I have a development environment that consists of a production, staging and development servers that host SharePoint 2010 or 2013 as well as SQL Server 2008 R2. These each need to have relevant data, though there is limited bandwidth and hardware price restrictions that we must abide by.

Is there any way we can take a small portion of production data, and transfer it to our staging and development environments? And by small portion, I mean, say, the last month of data. So the storage impacts will be minimal as well as time consumption to do additional backups and/or transfer times. Our production database is a couple terabytes.

Possible restrictions:

  • Limited bandwidth for transfers between domains (prod -> dev)
  • Huge database sizes
  • SharePoint: simply keeping the schema and having the last month of updated data will cause a lot of orphaned / corrupted data, so there has to be some kind of seeded data to keep integrity

The overall goal is to reduce the database size of development and staging servers, while being able to capture the most recent data.

Preferred solutions; scripts or software.

Best Answer

The first thing you need to identify in your db are which tables require all their data (the seed data, sometimes called "domain" data), and which tables are suitable for bringing only recent data.

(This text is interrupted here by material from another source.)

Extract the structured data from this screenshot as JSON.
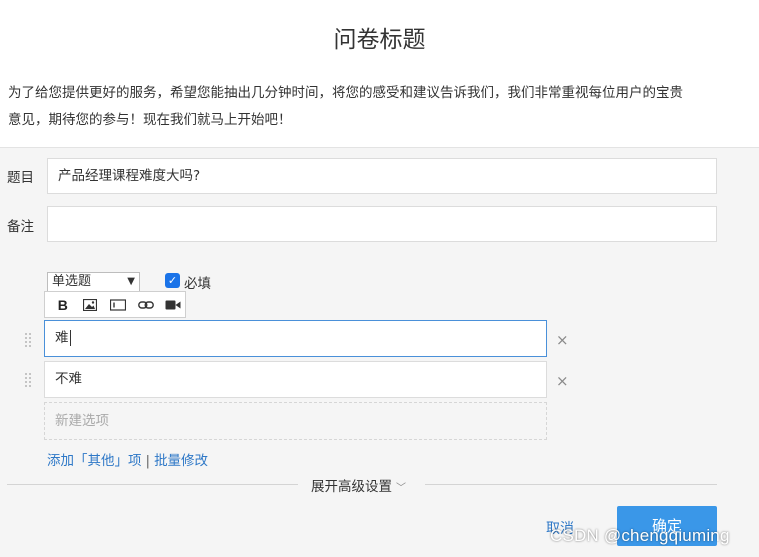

You have a couple choices then.

1: Use a tool like SSDT to deploy your SCHEMA to dev & staging, keep the domain data as a bunch of INSERT statements in SSDT and apply those, and then write a custom SSIS package (or use the data transfer wizard, which is just SSIS) to pull only the useful, recent data over the wire.

  • PRO: this will definitely meet your requirement to pull only the minimum necessary data.
  • CON: lots of queries will go over the wire on SSIS, have to develop separate packages for pretty much every table. Have to keep the packages up-to-date as schema changes hit your db.

2: Backup the whole database, restore it somewhere else, and run a purge script. Then backup the purged db and restore this to dev & staging.

  • PRO: a pretty simple solution, requiring only DELETE scripts for the older data.
  • CON: requires another server with enough space to restore your full backup, lots of time taken in first restore, probably time taken in delete.

3: Partition your big tables so that data older than a month goes to a new filegroup, and use the Piecemeal restore option to only restore your PRIMARY filegroup.

  • PRO: A very simple restore process.
  • CON: Requires design work before the fact to partition the tables.

In our production environment, we have 1.5TB database, and we use option 2. I have tested option 3 with smaller db's and it does work rather well. Option 1 requires no changes to your db, but seems like the most work to me.